DOJ Used the Open Access Guerilla Manifesto to Do More than Justify Prosecution, They Justified a Search of Aaron Swartz’ Home
posted by homunculus at 12:10 PM on February 24, 2013


hoyland: "The existence of the arXiv is hardly an argument. The arXiv has been in existence for more than 20 years. As far as I can tell, it hasn't dealt a death blow to any journal."

No, but the publishing atmosphere in the Physics/Math world is so much less toxic than it is anywhere else. The journals actually function as academic collaborations, rather than big businesses.

I have to think that arXiv, and the community's unspoken "put everything in public" ethic are at least somewhat responsible for this state of affairs.

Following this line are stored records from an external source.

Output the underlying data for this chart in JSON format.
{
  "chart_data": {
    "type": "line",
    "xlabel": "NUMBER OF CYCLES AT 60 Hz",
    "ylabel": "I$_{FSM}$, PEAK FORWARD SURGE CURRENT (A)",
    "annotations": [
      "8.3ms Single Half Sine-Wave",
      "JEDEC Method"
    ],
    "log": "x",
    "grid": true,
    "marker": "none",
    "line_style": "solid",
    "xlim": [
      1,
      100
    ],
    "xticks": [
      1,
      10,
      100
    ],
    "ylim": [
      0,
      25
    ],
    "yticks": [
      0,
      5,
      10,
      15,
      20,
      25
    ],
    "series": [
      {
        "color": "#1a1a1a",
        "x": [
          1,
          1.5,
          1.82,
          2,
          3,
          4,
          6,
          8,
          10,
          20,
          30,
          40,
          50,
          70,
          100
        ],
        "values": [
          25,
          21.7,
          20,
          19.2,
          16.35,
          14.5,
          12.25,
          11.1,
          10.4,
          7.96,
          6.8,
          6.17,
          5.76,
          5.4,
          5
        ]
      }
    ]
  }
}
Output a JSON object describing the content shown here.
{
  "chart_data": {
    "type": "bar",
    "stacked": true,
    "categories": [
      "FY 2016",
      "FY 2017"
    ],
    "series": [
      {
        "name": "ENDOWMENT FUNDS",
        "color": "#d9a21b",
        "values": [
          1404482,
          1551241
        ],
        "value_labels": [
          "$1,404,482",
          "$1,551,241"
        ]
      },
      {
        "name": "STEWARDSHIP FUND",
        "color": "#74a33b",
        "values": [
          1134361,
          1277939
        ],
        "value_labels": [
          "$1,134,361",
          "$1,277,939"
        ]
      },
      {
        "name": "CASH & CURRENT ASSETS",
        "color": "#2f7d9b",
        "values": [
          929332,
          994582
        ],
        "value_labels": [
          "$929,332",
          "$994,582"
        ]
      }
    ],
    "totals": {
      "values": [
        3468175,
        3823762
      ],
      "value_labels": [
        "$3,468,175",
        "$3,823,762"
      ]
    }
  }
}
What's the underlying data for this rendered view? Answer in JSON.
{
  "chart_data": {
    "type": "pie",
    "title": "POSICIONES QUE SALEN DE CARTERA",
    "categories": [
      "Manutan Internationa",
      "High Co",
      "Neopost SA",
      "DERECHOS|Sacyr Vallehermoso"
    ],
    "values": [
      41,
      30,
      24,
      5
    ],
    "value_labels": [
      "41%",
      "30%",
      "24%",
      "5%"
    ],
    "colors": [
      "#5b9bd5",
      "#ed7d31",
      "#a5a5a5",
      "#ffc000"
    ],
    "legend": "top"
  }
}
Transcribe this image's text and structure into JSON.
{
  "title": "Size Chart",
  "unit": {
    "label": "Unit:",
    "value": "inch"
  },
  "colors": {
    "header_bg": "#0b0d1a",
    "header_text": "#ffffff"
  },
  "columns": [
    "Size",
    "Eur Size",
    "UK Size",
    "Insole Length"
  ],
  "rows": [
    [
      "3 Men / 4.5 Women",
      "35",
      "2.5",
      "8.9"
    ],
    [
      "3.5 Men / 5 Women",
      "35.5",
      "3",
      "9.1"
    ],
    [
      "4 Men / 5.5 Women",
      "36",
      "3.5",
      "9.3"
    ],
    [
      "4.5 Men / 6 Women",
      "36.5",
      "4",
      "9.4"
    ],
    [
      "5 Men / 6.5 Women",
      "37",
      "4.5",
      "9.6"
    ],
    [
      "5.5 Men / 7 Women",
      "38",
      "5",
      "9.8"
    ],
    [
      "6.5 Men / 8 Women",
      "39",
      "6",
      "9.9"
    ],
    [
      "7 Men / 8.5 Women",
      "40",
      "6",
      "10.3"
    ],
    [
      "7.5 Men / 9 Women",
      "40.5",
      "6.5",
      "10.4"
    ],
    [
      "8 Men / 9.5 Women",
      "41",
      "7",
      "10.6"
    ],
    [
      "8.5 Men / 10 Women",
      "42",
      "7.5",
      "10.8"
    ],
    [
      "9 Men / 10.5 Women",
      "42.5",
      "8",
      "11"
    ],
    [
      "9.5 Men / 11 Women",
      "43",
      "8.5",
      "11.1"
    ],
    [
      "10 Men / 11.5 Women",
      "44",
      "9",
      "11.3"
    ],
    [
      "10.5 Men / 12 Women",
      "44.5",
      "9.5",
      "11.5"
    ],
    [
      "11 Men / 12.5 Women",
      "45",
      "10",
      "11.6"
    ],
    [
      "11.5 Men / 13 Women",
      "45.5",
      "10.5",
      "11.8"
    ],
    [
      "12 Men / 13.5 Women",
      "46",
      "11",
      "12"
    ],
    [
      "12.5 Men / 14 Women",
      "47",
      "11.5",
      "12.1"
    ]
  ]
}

Journals and academic societies still have roles to play, but "gatekeeper" should not be one of them. Especially not when we're the ones paying their bills.
posted by schmod at 6:56 AM on February 25, 2013


No, but the publishing atmosphere in the Physics/Math world is so much less toxic than it is anywhere else. The journals actually function as academic collaborations, rather than big businesses.

How so? As far as I know (I could well be wrong), every complaint about the publishers still applies to their math journals. The main difference I know of is that math journals don't charge for publication as is the norm in some subjects, but that's not on the usual list of complaints. The boycott of Elsevier originated with mathematicians. The arXiv (and the fact mathematicians almost universally have websites) certainly mitigates the effects of your library not being able to afford the journals you need, but it doesn't make the journals so problem-free that the math department of the publishing company isn't functioning as a big business. (Math does have at least one totally free, volunteer-run journal, but as awesome as that it is, it's not making much of a dent.)